Video on housing development in Ghana

The Ghana Business Report is a 30 minute monthly television report centred on business related themes. The report is televised as a documentary and its aim is to provide “financial literacy, entrepreneurship and business development”. The story “Can Local Developers Bridge the Housing Gap” was commissioned by Channel Two Communications, a communications and media company based in Accra (Ghana). The documentary aired on the 8th of September 2011 and was posted on the website on 19 October 2011.

The following is a summary of the 26 minute report.  Thanks to Ken Corsar, MD at Adehyeman Savings & Loans Limited in Ghana, for the tip.

Many African countries are experiencing high levels of urban population growth and rapid urbanisation. Ghana’s capacity to provide housing for the low end market is limited due to a range of factors. Housing in Ghana is a major problem to the point that there is even a deficit for the high end market. Demand far outweighs supply and as a result informal settlements have grown exponentially. House prices are very high ($ 45 000) and the low income groups cannot afford such prices. They therefore find extreme alternatives such as: a two bed room flat occupying 30 people. The shortage of housing is caused by a number of factors – most critically, the lack of a comprehensive housing policy that enables developers to easily access land and capital.

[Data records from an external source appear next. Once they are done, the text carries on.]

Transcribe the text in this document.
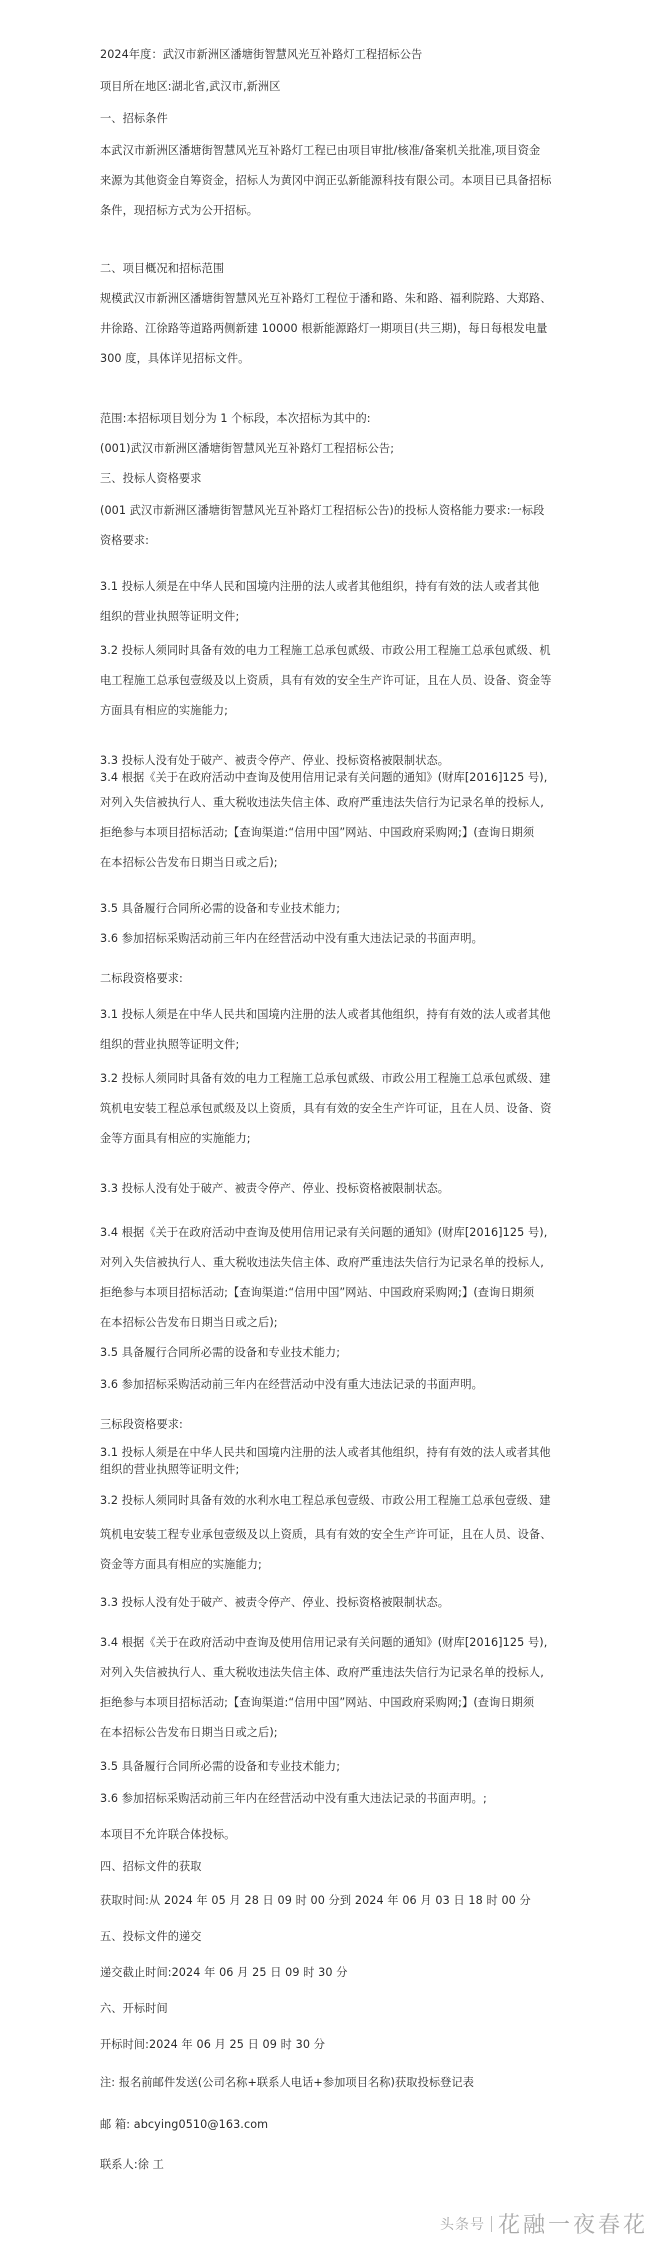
2024年度：武汉市新洲区潘塘街智慧风光互补路灯工程招标公告

项目所在地区:湖北省,武汉市,新洲区

一、招标条件

本武汉市新洲区潘塘街智慧风光互补路灯工程已由项目审批/核准/备案机关批准,项目资金
来源为其他资金自筹资金，招标人为黄冈中润正弘新能源科技有限公司。本项目已具备招标
条件，现招标方式为公开招标。

二、项目概况和招标范围

规模武汉市新洲区潘塘街智慧风光互补路灯工程位于潘和路、朱和路、福利院路、大郑路、
井徐路、江徐路等道路两侧新建 10000 根新能源路灯一期项目(共三期)，每日每根发电量
300 度，具体详见招标文件。

范围:本招标项目划分为 1 个标段，本次招标为其中的:

(001)武汉市新洲区潘塘街智慧风光互补路灯工程招标公告;

三、投标人资格要求

(001 武汉市新洲区潘塘街智慧风光互补路灯工程招标公告)的投标人资格能力要求:一标段
资格要求:

3.1 投标人须是在中华人民和国境内注册的法人或者其他组织，持有有效的法人或者其他
组织的营业执照等证明文件;

3.2 投标人须同时具备有效的电力工程施工总承包贰级、市政公用工程施工总承包贰级、机
电工程施工总承包壹级及以上资质，具有有效的安全生产许可证，且在人员、设备、资金等
方面具有相应的实施能力;

3.3 投标人没有处于破产、被责令停产、停业、投标资格被限制状态。
3.4 根据《关于在政府活动中查询及使用信用记录有关问题的通知》(财库[2016]125 号),

对列入失信被执行人、重大税收违法失信主体、政府严重违法失信行为记录名单的投标人,
拒绝参与本项目招标活动;【查询渠道:“信用中国”网站、中国政府采购网;】(查询日期须
在本招标公告发布日期当日或之后);

3.5 具备履行合同所必需的设备和专业技术能力;

3.6 参加招标采购活动前三年内在经营活动中没有重大违法记录的书面声明。

二标段资格要求:

3.1 投标人须是在中华人民共和国境内注册的法人或者其他组织，持有有效的法人或者其他
组织的营业执照等证明文件;

3.2 投标人须同时具备有效的电力工程施工总承包贰级、市政公用工程施工总承包贰级、建
筑机电安装工程总承包贰级及以上资质，具有有效的安全生产许可证，且在人员、设备、资
金等方面具有相应的实施能力;

3.3 投标人没有处于破产、被责令停产、停业、投标资格被限制状态。

3.4 根据《关于在政府活动中查询及使用信用记录有关问题的通知》(财库[2016]125 号),
对列入失信被执行人、重大税收违法失信主体、政府严重违法失信行为记录名单的投标人,
拒绝参与本项目招标活动;【查询渠道:“信用中国”网站、中国政府采购网;】(查询日期须
在本招标公告发布日期当日或之后);

3.5 具备履行合同所必需的设备和专业技术能力;

3.6 参加招标采购活动前三年内在经营活动中没有重大违法记录的书面声明。

三标段资格要求:

3.1 投标人须是在中华人民共和国境内注册的法人或者其他组织，持有有效的法人或者其他
组织的营业执照等证明文件;

3.2 投标人须同时具备有效的水利水电工程总承包壹级、市政公用工程施工总承包壹级、建

筑机电安装工程专业承包壹级及以上资质，具有有效的安全生产许可证，且在人员、设备、
资金等方面具有相应的实施能力;

3.3 投标人没有处于破产、被责令停产、停业、投标资格被限制状态。

3.4 根据《关于在政府活动中查询及使用信用记录有关问题的通知》(财库[2016]125 号),
对列入失信被执行人、重大税收违法失信主体、政府严重违法失信行为记录名单的投标人,
拒绝参与本项目招标活动;【查询渠道:“信用中国”网站、中国政府采购网;】(查询日期须
在本招标公告发布日期当日或之后);

3.5 具备履行合同所必需的设备和专业技术能力;

3.6 参加招标采购活动前三年内在经营活动中没有重大违法记录的书面声明。;

本项目不允许联合体投标。

四、招标文件的获取

获取时间:从 2024 年 05 月 28 日 09 时 00 分到 2024 年 06 月 03 日 18 时 00 分

五、投标文件的递交

递交截止时间:2024 年 06 月 25 日 09 时 30 分

六、开标时间

开标时间:2024 年 06 月 25 日 09 时 30 分

注: 报名前邮件发送(公司名称+联系人电话+参加项目名称)获取投标登记表

邮 箱: abcying0510@163.com

联系人:徐 工

头条号 花融一夜春花
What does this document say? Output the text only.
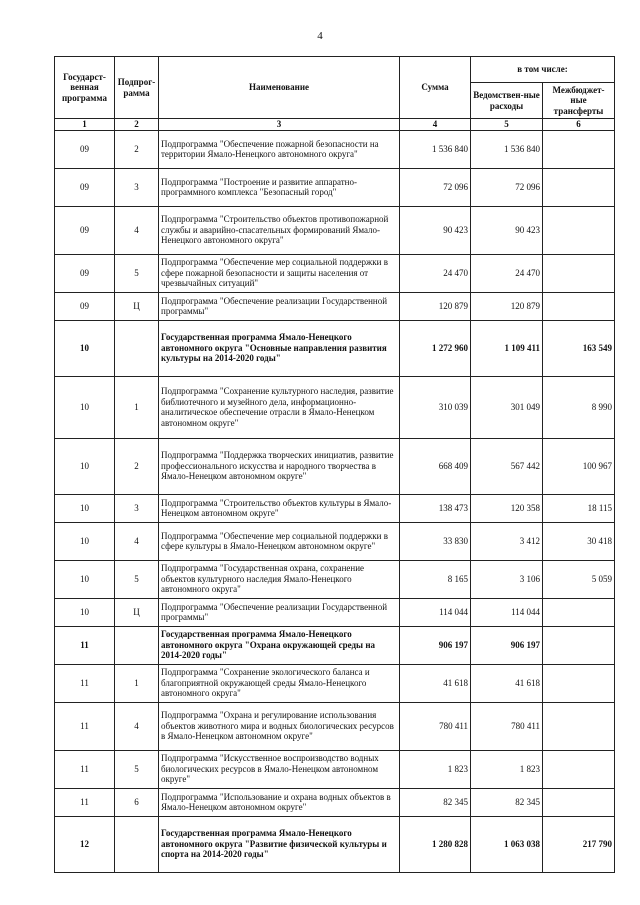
4
Государст-венная программа	Подпрог-рамма	Наименование	Сумма	в том числе:	
				Ведомствен-ные расходы	Межбюджет-ные трансферты
1	2	3	4	5	6
09	2	Подпрограмма "Обеспечение пожарной безопасности на территории Ямало-Ненецкого автономного округа"	1 536 840	1 536 840	
09	3	Подпрограмма "Построение и развитие аппаратно-программного комплекса "Безопасный город"	72 096	72 096	
09	4	Подпрограмма "Строительство объектов противопожарной службы и аварийно-спасательных формирований Ямало-Ненецкого автономного округа"	90 423	90 423	
09	5	Подпрограмма "Обеспечение мер социальной поддержки в сфере пожарной безопасности и защиты населения от чрезвычайных ситуаций"	24 470	24 470	
09	Ц	Подпрограмма "Обеспечение реализации Государственной программы"	120 879	120 879	
10		Государственная программа Ямало-Ненецкого автономного округа "Основные направления развития культуры на 2014-2020 годы"	1 272 960	1 109 411	163 549
10	1	Подпрограмма "Сохранение культурного наследия, развитие библиотечного и музейного дела, информационно-аналитическое обеспечение отрасли в Ямало-Ненецком автономном округе"	310 039	301 049	8 990
10	2	Подпрограмма "Поддержка творческих инициатив, развитие профессионального искусства и народного творчества в Ямало-Ненецком автономном округе"	668 409	567 442	100 967
10	3	Подпрограмма "Строительство объектов культуры в Ямало-Ненецком автономном округе"	138 473	120 358	18 115
10	4	Подпрограмма "Обеспечение мер социальной поддержки в сфере культуры в Ямало-Ненецком автономном округе"	33 830	3 412	30 418
10	5	Подпрограмма "Государственная охрана, сохранение объектов культурного наследия Ямало-Ненецкого автономного округа"	8 165	3 106	5 059
10	Ц	Подпрограмма "Обеспечение реализации Государственной программы"	114 044	114 044	
11		Государственная программа Ямало-Ненецкого автономного округа "Охрана окружающей среды на 2014-2020 годы"	906 197	906 197	
11	1	Подпрограмма "Сохранение экологического баланса и благоприятной окружающей среды Ямало-Ненецкого автономного округа"	41 618	41 618	
11	4	Подпрограмма "Охрана и регулирование использования объектов животного мира и водных биологических ресурсов в Ямало-Ненецком автономном округе"	780 411	780 411	
11	5	Подпрограмма "Искусственное воспроизводство водных биологических ресурсов в Ямало-Ненецком автономном округе"	1 823	1 823	
11	6	Подпрограмма "Использование и охрана водных объектов в Ямало-Ненецком автономном округе"	82 345	82 345	
12		Государственная программа Ямало-Ненецкого автономного округа "Развитие физической культуры и спорта на 2014-2020 годы"	1 280 828	1 063 038	217 790
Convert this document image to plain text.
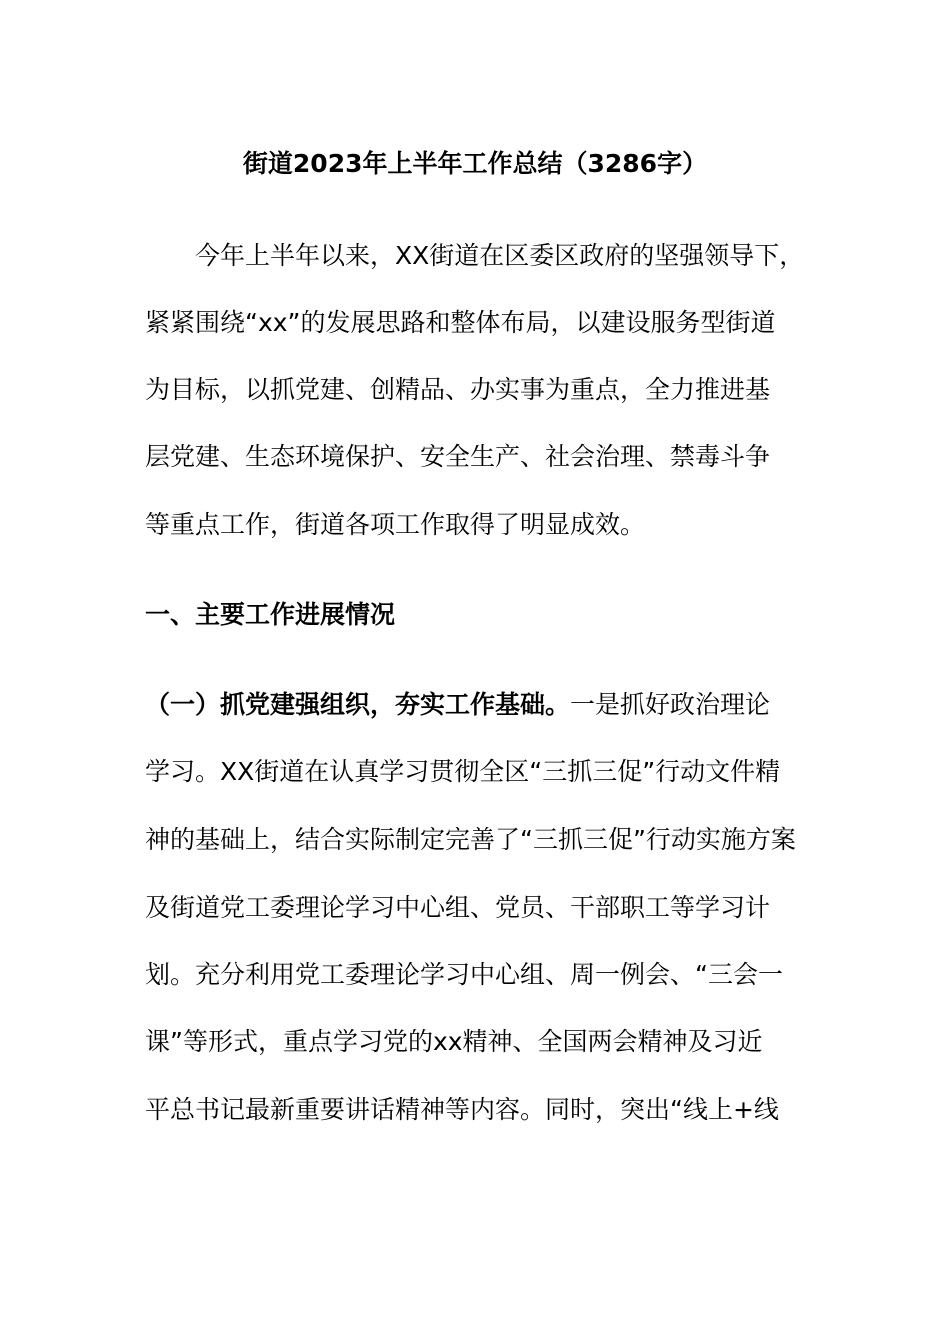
街道2023年上半年工作总结（3286字）
今年上半年以来，XX街道在区委区政府的坚强领导下，
紧紧围绕“xx”的发展思路和整体布局，以建设服务型街道
为目标，以抓党建、创精品、办实事为重点，全力推进基
层党建、生态环境保护、安全生产、社会治理、禁毒斗争
等重点工作，街道各项工作取得了明显成效。
一、主要工作进展情况
（一）抓党建强组织，夯实工作基础。一是抓好政治理论
学习。XX街道在认真学习贯彻全区“三抓三促”行动文件精
神的基础上，结合实际制定完善了“三抓三促”行动实施方案
及街道党工委理论学习中心组、党员、干部职工等学习计
划。充分利用党工委理论学习中心组、周一例会、“三会一
课”等形式，重点学习党的xx精神、全国两会精神及习近
平总书记最新重要讲话精神等内容。同时，突出“线上+线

Acquiring land for development is a long process that is frustrating for many developers. There is no law that commands land owners to register their land. Housing programmes that have been put forward seem to fall away when new government officials come into power, hence projects never reach completion.

Many banks are unwilling to give long term loans to individuals or developers because of the considered risks. This is because most of the bank’s capital is funding raised from overseas and as such, many view Ghana as a risky place for investment. Banks have high credit costs which is why house prices are high. Most banks are not seen as playing a role in trying to help decrease the housing deficit.

The banks that are willing to fund housing projects require substantial equity (30%), which many developers and individuals cannot afford. Provision of basic infrastructure such as roads and sewage is passed onto developers. This situation then incurs high costs upon developers. It is impossible for developers to incur all these costs without help from government.

Developers remain hopeful despite the many challenges that they face. The state’s capacity to produce affordable housing is very limited.  Since independence, Government has produced only 5% (150 000 from a deficit of 1.6 million) of all housing in Ghana. It is therefore quite evident that the role of the private sector is pivotal.